Dans cette perspective, les participants ont estimé que le Forum régional des Ministres de la Communication et de l’Information de l’Afrique centrale proposé par le Ministre centrafricain de la Communication et des Médias lors du Forum de Bangui en avril 2022, et soutenu par les Etats membres de l’UNSAC, « reste un des cadres indiqués pour la pré-validation de la Stratégie régionale et du plan d’action ». De plus, ils ont invité la délégation de la République centrafricaine à travailler en synergie avec le Cameroun et la Commission de la CEEAC ainsi que d’autres partenaires clés, y compris le Bureau régional des Nations Unies pour l’Afrique centrale (UNOCA), pour faciliter la tenue dudit Forum, de préférence avant la 56e réunion de l’UNSAC prévue à Kigali en novembre 2023. A cet égard, et compte tenu des enjeux, ils ont jugé « nécessaire l’envoi d’une mission d’information, d’évaluation et de soutien à Bangui afin de discuter de la question avec les autorités compétentes ».


Le Forum de Yaoundé a vu la participation de l’Angola, du Burundi, du Cameroun, de la République centrafricaine (RCA), du Congo, de la République démocratique du Congo (RDC), du Gabon, de la Guinée équatoriale, du Rwanda, de Sao Tomé et Principe, et du Tchad.

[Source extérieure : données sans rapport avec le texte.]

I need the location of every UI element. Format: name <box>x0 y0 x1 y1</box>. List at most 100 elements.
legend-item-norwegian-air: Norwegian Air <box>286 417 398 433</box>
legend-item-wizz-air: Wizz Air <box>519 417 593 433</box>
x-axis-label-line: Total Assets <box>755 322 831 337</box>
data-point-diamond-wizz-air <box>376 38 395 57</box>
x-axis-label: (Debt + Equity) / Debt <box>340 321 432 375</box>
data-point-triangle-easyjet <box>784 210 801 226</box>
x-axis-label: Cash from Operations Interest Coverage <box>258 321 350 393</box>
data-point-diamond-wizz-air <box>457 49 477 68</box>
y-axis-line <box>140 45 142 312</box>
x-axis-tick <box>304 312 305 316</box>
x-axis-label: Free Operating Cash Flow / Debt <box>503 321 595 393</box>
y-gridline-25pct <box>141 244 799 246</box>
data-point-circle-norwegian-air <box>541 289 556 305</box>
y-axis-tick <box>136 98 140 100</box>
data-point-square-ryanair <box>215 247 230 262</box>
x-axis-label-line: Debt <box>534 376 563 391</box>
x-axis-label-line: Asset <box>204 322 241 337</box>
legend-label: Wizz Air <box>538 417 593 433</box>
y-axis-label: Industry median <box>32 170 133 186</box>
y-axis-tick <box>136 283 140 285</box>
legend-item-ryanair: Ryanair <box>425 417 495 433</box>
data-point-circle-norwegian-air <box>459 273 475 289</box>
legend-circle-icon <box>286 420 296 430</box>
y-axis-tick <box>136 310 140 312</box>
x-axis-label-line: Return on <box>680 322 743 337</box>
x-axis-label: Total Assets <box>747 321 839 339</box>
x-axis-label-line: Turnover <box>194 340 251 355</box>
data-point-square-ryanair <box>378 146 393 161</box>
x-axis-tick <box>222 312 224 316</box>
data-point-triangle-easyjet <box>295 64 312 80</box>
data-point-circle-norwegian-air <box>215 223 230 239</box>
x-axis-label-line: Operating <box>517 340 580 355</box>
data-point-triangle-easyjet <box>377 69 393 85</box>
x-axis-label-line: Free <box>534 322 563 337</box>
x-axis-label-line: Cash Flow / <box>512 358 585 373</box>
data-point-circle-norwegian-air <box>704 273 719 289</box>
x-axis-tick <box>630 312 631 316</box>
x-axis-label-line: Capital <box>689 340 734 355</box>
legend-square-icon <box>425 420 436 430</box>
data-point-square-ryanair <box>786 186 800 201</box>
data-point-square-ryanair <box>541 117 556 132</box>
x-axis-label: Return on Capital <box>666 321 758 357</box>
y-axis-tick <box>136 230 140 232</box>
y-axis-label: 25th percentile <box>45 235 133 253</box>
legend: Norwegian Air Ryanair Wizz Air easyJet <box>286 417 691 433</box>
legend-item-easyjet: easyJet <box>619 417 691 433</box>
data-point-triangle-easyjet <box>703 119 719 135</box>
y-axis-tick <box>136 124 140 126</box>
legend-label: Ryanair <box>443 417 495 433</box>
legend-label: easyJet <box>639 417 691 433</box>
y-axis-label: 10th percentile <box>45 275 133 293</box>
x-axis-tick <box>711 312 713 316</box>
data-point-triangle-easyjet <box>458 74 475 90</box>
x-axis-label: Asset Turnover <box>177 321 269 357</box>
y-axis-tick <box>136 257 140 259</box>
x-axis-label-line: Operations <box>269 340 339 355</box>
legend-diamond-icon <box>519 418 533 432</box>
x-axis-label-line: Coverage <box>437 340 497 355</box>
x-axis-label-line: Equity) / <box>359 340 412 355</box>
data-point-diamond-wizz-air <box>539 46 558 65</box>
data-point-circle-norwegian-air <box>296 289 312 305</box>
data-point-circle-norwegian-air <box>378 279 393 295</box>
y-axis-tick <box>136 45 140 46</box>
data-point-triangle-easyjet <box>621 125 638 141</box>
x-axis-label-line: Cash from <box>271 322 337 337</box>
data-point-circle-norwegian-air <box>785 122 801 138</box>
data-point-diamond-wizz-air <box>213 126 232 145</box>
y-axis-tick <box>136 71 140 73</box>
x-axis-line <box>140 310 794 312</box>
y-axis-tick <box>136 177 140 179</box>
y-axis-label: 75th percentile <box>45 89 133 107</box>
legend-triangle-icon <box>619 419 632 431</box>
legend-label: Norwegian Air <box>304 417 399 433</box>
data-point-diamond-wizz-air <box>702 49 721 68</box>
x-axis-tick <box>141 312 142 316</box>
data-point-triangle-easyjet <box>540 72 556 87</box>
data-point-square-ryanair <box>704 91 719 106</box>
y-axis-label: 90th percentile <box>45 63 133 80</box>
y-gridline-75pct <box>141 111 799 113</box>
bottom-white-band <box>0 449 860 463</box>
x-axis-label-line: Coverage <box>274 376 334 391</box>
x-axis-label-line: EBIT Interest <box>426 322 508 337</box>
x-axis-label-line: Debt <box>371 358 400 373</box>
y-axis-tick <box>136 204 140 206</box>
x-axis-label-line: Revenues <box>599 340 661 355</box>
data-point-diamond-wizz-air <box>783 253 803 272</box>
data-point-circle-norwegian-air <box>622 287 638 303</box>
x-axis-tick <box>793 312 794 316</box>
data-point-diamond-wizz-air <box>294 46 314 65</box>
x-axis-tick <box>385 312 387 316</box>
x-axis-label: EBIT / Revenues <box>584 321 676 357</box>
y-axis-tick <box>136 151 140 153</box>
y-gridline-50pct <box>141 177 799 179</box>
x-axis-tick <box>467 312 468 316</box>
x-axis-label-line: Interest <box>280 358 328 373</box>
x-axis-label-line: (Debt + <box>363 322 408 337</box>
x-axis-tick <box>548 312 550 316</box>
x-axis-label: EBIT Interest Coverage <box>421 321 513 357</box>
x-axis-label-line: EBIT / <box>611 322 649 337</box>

Organisé par le Cameroun suite au mandat qui lui a été confié par l’UNSAC, il a bénéficié du soutien de la Commission de la CEEAC et de l’UNOCA. Plusieurs autres entités du Système des Nations Unies ont activement contribué à sa mise en œuvre, notamment le Bureau régional de l’UNESCO pour l’Afrique centrale le Centre des Nations Unies pour les droits de l’homme et la démocratie en Afrique centrale (CNUDHD-AC), le Bureau conjoint des Nations Unies aux droits de l’homme en RDC (BCNUDH/RDC), la Mission multidimensionnelle intégrée des Nations Unies pour la stabilisation en République centrafricaine (MINUSCA) et la Mission des Nations Unies pour la stabilisation en République démocratique du Congo (MONUSCO).